No, you can change the File history location. I have it set for the usb backup drive. You can also set what percentage of the drive you want to designate for File History use.
Okay, I was talking out of my ass here. I thought File History works like the old Vista/7 feature but it's actually a fully featured backup system. Judging by this walkthrough you shouldn't need another backup for your personal files if you use File History to put them on a USB stick. Although personally I'd still do an extra manual backup to a drive that's not permanently plugged in, just in case some malware wipes all the currently attached drives.
I'm giving File History a shot. It does store multiple versions of your files, similar in a way to Apple's Time Machine. This makes it helpful for trying to revert document changes, but I have to admit I prefer disk mirroring because my applications and their settings are more important to me than my change history (if I care about document versions, I already have it in a revision control system). You should use it in combination with Win 8's "refresh image" command to have a full backup. A nice tutorial for creating custom images is here. I'm planning on buying a new hard drive soon-ish and I'll test the ability to Win 8's tools to restore from a custom image then.
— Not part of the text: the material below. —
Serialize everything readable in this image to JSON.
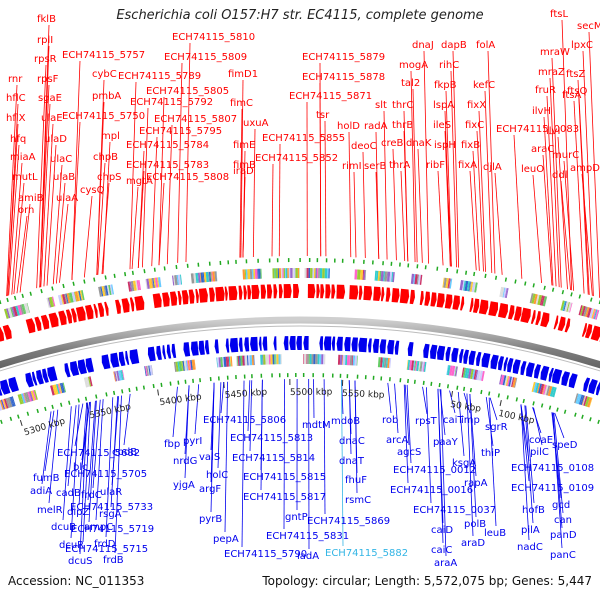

After dinking around, I don't think File history is the back up program I want to rely on. I turned it on so that I can have versioning in Word - but honestly, I don't rely on versioning much. It just doesn't fit how I work. Also, I do 99% of all my first draft writing in OneNote, where nothing ever gets deleted and my OneNote notebooks are stored on Skydrive now, sooooooooo .... I'm not real happy about SkyDrive, either, mind you. The separate SkyDrive desktop program should be built into the OS, not a separate download. Plus, it should mesh transparently with the default Documents/Pictures/Music folders rather than setting up a whole different folder structure so that you either have to copy files by hand into the skydrive folder or stop using the default folders altogether and just save your files in the skydrive folder in the first place. If I say I want to use the Skydrive application I should never have to think about it again. Instead, it's constantly up nose making me think about where I want to save things. So annoying. At the moment, I'm using GoodSync to mirror the default folders + my desktop Skydrive folder to my external hard drive. I haven't decided what I want to do about offsite storage but I don't really want to pay for it any more. I'll probably use Google Drive as a back up for pictures or files. I think I can set good sync up to do that. I'll probably keep my music on Amazon though, since I like their cloudplayer and I buy all music from them anyway.